Shaun manages to say nothing of use about the letter but instead talks about himself and his brother Shem in the highest of regard. Shaun tips over in his barrel and rolls away where the narrators can no longer see him. Shaun turns into a character called Jaunty Juan who gives a speech to Issy’s classmates at school. Shaun constantly changes character and age throughout this book, even acting as the means for HCE’s voice to be heard via a spiritual medium.
The novel jumps to Mr. and Mrs. Porter, presumably HCE and ALP, trying to have sex quietly while their children, Jerry, Kevin, and Isobel, are down the hall. The children, presumably, are Shaun, Shem, and Issy. Jerry wakes from a nightmare with a start and Mrs. Porter leaves her intimate moment with her husband to attempt to calm him her son. When the sun comes up, and Jerry is calm, she returns to her husband and they continue having sex.
Book Four is the shortest of the novel, as it consists of only one chapter. Similar to the first chapter of Book One, Book Four is comprised of a series of vignettes that seemingly have nothing to do with the rest of the story. When dawn breaks, the dream seems to be coming to an end, and the letter is revealed in several different forms through vignettes, though the final word on the letter is given by ALP. She attempts to waken her husband, feeling that he has slept for an awful long time. She delivers a lengthy monologue, recalling a walk that she and HCE took together at one time. She then changes character, turning in the Liffey River and floating away into the distance as soon as dawn officially breaks.
The last sentence of the novel combines with the first sentence to make the complete statement, “A way a lone a last a loved a long the riverrun, past Eve and Adam's, from swerve of shore to bend of bay, brings us by a commodius vicus of recirculation back to Howth Castle and Environs.”
Though many people have guessed at the exact plot line of the novel, convinced that there must be one hidden beneath the surface somewhere, most people believe that the novel was not meant to follow a plot.
Joyce seems to have written the novel to represent a dream-state. When the brain is in a dreamlike state it switches ideas, personas, and venues quickly, as if a movie with no script, as seems to be the case for “Finnegans Wake”. Many critics have attempted to decipher the novel, but there is no solid breakdown, only inference from an educated mind.
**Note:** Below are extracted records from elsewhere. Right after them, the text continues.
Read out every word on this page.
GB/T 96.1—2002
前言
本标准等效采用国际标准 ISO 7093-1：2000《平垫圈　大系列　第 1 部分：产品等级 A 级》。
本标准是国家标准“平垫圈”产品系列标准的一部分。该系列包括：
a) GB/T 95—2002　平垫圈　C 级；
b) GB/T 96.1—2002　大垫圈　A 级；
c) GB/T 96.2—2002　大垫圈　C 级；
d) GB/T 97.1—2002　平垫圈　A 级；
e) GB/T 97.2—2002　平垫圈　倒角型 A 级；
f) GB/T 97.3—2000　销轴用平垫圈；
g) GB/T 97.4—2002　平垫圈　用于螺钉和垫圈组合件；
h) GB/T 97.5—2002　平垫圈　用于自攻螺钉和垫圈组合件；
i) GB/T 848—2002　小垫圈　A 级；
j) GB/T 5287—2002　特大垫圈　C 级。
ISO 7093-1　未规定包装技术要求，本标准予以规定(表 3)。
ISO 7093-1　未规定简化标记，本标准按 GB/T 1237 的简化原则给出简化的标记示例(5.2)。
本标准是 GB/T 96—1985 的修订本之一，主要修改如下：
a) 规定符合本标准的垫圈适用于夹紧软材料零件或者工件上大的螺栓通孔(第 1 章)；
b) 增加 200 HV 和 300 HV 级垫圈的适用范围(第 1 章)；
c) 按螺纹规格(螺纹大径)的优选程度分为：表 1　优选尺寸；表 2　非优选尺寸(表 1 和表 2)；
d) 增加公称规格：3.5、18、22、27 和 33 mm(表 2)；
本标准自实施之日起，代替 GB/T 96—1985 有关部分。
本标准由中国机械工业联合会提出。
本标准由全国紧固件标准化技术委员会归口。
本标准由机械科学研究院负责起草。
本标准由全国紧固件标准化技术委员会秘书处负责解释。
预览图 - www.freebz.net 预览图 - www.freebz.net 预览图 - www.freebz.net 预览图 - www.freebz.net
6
Many people believe that Joyce himself has no idea what the purpose of “Finnegans Wake” was, other than a work of comedic masterpiece, as he wrote it over such a lengthy amount of time and pieced it together from random notes he wrote whenever he felt the tinge of a creative spark. The novel is seemingly the idea for many different novels all put together into one fantastical and mind-boggling dream.